JIL adalah musuh Islam, Awas Musuh Dalam Selimut !*]
JIL adalah musuh Islam, Awas Musuh Dalam Selimut !*]
Pembaca yang budiman, di masa Rasulullah
Shallallahu 'Alaihi wa Sallam masih hidup ada dua golongan musuh Islam
yaitu orang kafir dan orang munafiq. Di antara kedua golongan ini
orang-orang munafiq adalah yang paling berbahaya bagi ummat Islam,
karena mereka mengaku Islam namun pada hakekatnya menghancurkan Islam
dari dalam. Dan hal ini senantiasa terjadi di sepanjang zaman, begitu
pula di zaman kita sekarang ini bahkan di negeri yang kita tinggali ini.
Allah Ta'ala memerintahkan kepada Nabi
dan orang-orang yang beriman supaya berjihad melawan orang-orang kafir
dan munafiq. Allah berfirman, "Wahai Nabi berjihadlah (melawan)
orang-orang kafir dan orang-orang munafiq dan bersikap keraslah pada
mereka. Tempat mereka ialah neraka Jahannam.
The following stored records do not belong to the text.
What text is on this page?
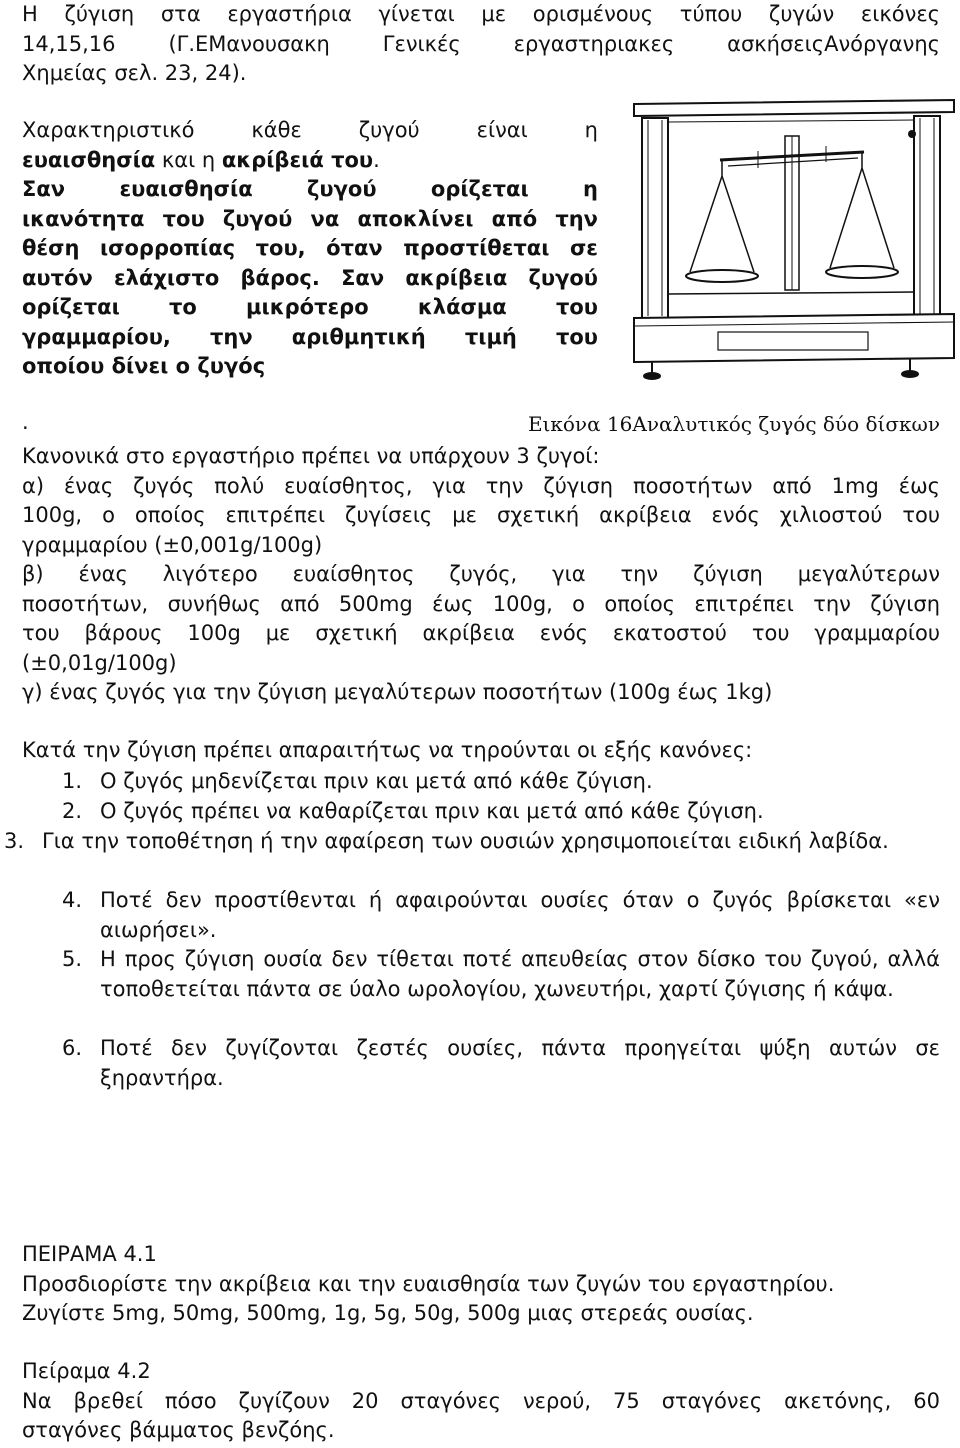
Η ζύγιση στα εργαστήρια γίνεται με ορισμένους τύπου ζυγών εικόνες
14,15,16 (Γ.ΕΜανουσακη Γενικές εργαστηριακες ασκήσειςΑνόργανης
Χημείας σελ. 23, 24).
Χαρακτηριστικό κάθε ζυγού είναι η
ευαισθησία και η ακρίβειά του.
Σαν ευαισθησία ζυγού ορίζεται η
ικανότητα του ζυγού να αποκλίνει από την
θέση ισορροπίας του, όταν προστίθεται σε
αυτόν ελάχιστο βάρος. Σαν ακρίβεια ζυγού
ορίζεται το μικρότερο κλάσμα του
γραμμαρίου, την αριθμητική τιμή του
οποίου δίνει ο ζυγός
.	Εικόνα 16Αναλυτικός ζυγός δύο δίσκων
Κανονικά στο εργαστήριο πρέπει να υπάρχουν 3 ζυγοί:
α) ένας ζυγός πολύ ευαίσθητος, για την ζύγιση ποσοτήτων από 1mg έως
100g, ο οποίος επιτρέπει ζυγίσεις με σχετική ακρίβεια ενός χιλιοστού του
γραμμαρίου (±0,001g/100g)
β) ένας λιγότερο ευαίσθητος ζυγός, για την ζύγιση μεγαλύτερων
ποσοτήτων, συνήθως από 500mg έως 100g, ο οποίος επιτρέπει την ζύγιση
του βάρους 100g με σχετική ακρίβεια ενός εκατοστού του γραμμαρίου
(±0,01g/100g)
γ) ένας ζυγός για την ζύγιση μεγαλύτερων ποσοτήτων (100g έως 1kg)
Κατά την ζύγιση πρέπει απαραιτήτως να τηρούνται οι εξής κανόνες:
1. Ο ζυγός μηδενίζεται πριν και μετά από κάθε ζύγιση.
2. Ο ζυγός πρέπει να καθαρίζεται πριν και μετά από κάθε ζύγιση.
3. Για την τοποθέτηση ή την αφαίρεση των ουσιών χρησιμοποιείται ειδική λαβίδα.
4. Ποτέ δεν προστίθενται ή αφαιρούνται ουσίες όταν ο ζυγός βρίσκεται «εν αιωρήσει».
5. Η προς ζύγιση ουσία δεν τίθεται ποτέ απευθείας στον δίσκο του ζυγού, αλλά τοποθετείται πάντα σε ύαλο ωρολογίου, χωνευτήρι, χαρτί ζύγισης ή κάψα.
6. Ποτέ δεν ζυγίζονται ζεστές ουσίες, πάντα προηγείται ψύξη αυτών σε ξηραντήρα.
ΠΕΙΡΑΜΑ 4.1
Προσδιορίστε την ακρίβεια και την ευαισθησία των ζυγών του εργαστηρίου.
Ζυγίστε 5mg, 50mg, 500mg, 1g, 5g, 50g, 500g μιας στερεάς ουσίας.
Πείραμα 4.2
Να βρεθεί πόσο ζυγίζουν 20 σταγόνες νερού, 75 σταγόνες ακετόνης, 60
σταγόνες βάμματος βενζόης.
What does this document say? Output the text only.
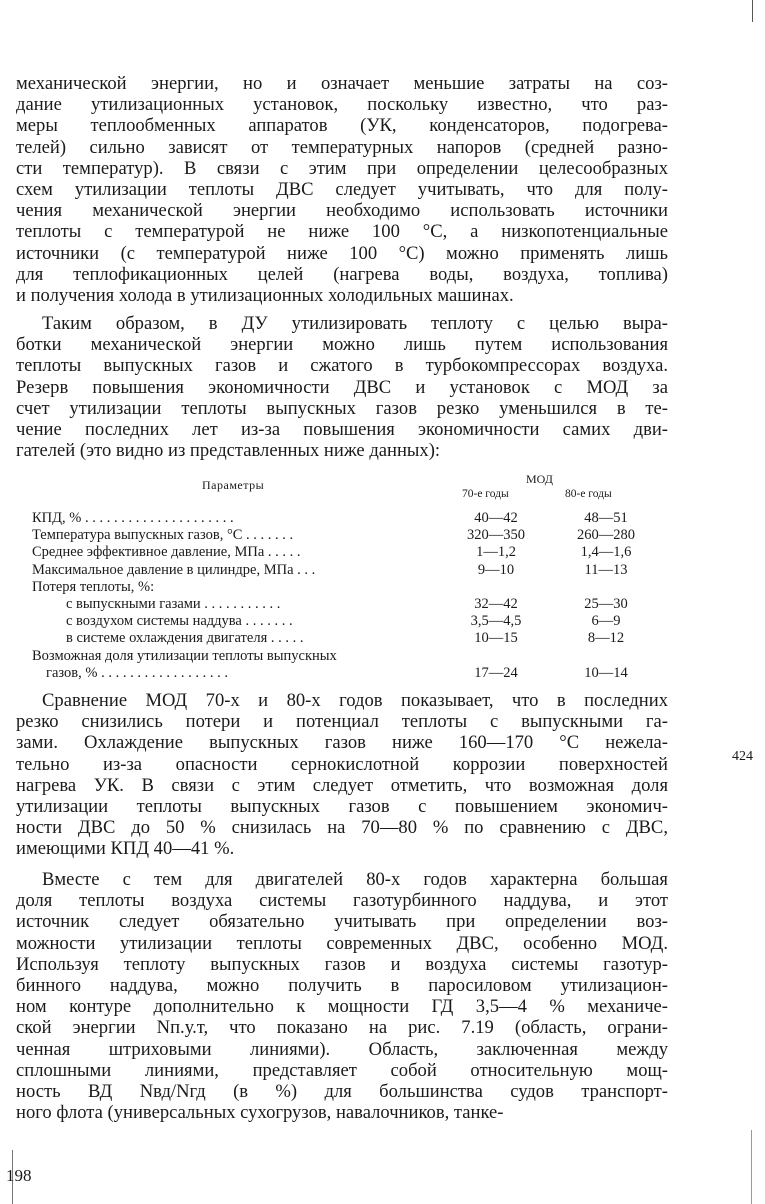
механической энергии, но и означает меньшие затраты на соз-
дание утилизационных установок, поскольку известно, что раз-
меры теплообменных аппаратов (УК, конденсаторов, подогрева-
телей) сильно зависят от температурных напоров (средней разно-
сти температур). В связи с этим при определении целесообразных
схем утилизации теплоты ДВС следует учитывать, что для полу-
чения механической энергии необходимо использовать источники
теплоты с температурой не ниже 100 °С, а низкопотенциальные
источники (с температурой ниже 100 °С) можно применять лишь
для теплофикационных целей (нагрева воды, воздуха, топлива)
и получения холода в утилизационных холодильных машинах.
Таким образом, в ДУ утилизировать теплоту с целью выра-
ботки механической энергии можно лишь путем использования
теплоты выпускных газов и сжатого в турбокомпрессорах воздуха.
Резерв повышения экономичности ДВС и установок с МОД за
счет утилизации теплоты выпускных газов резко уменьшился в те-
чение последних лет из-за повышения экономичности самих дви-
гателей (это видно из представленных ниже данных):
Параметры	МОД
70-е годы	80-е годы
КПД, % . . . . . . . . . . . . . . . . . . . . .	40—42	48—51
Температура выпускных газов, °С . . . . . . .	320—350	260—280
Среднее эффективное давление, МПа . . . . .	1—1,2	1,4—1,6
Максимальное давление в цилиндре, МПа . . .	9—10	11—13
Потеря теплоты, %:
с выпускными газами . . . . . . . . . . .	32—42	25—30
с воздухом системы наддува . . . . . . .	3,5—4,5	6—9
в системе охлаждения двигателя . . . . .	10—15	8—12
Возможная доля утилизации теплоты выпускных
газов, % . . . . . . . . . . . . . . . . . .	17—24	10—14
Сравнение МОД 70-х и 80-х годов показывает, что в последних
резко снизились потери и потенциал теплоты с выпускными га-
зами. Охлаждение выпускных газов ниже 160—170 °С нежела-
тельно из-за опасности сернокислотной коррозии поверхностей
нагрева УК. В связи с этим следует отметить, что возможная доля
утилизации теплоты выпускных газов с повышением экономич-
ности ДВС до 50 % снизилась на 70—80 % по сравнению с ДВС,
имеющими КПД 40—41 %.
Вместе с тем для двигателей 80-х годов характерна большая
доля теплоты воздуха системы газотурбинного наддува, и этот
источник следует обязательно учитывать при определении воз-
можности утилизации теплоты современных ДВС, особенно МОД.
Используя теплоту выпускных газов и воздуха системы газотур-
бинного наддува, можно получить в паросиловом утилизацион-
ном контуре дополнительно к мощности ГД 3,5—4 % механиче-
ской энергии Nп.у.т, что показано на рис. 7.19 (область, ограни-
ченная штриховыми линиями). Область, заключенная между
сплошными линиями, представляет собой относительную мощ-
ность ВД Nвд/Nгд (в %) для большинства судов транспорт-
ного флота (универсальных сухогрузов, навалочников, танке-
424
198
Dan itulah tempat kembali
yang seburuk-buruknya." (QS At Taubah 9:73).
JIL Mengganyang Islam
Salah satu musuh yang kini tengah
dihadapi ummat Islam adalah ajaran sesat yang dibawa oleh Jaringan Islam
Liberal/JIL. Sehingga kerancuan yang mereka tebarkan perlu dibantah,
apalagi orang-orang yang membawa pemikiran sesat ini adalah tokoh-tokoh
yang digelari cendekiawan, kyai dan intelektual. Sebenarnya pernyataan
mereka terlalu menyakitkan untuk ditulis dan disebarluaskan, namun demi
tegaknya kebenaran maka dalam kesempatan ini akan kami bawakan beberapa
contoh kesesatan pemikiran mereka yang dengannya pembaca akan mengetahui
betapa rusaknya akidah Islam Liberal ini.
Orang JIL Tidak Paham Tauhid
Nurcholis Majid menafsirkan Laa ilaaha
illAllah dengan arti tiada tuhan (t kecil) kecuali Tuhan (T besar).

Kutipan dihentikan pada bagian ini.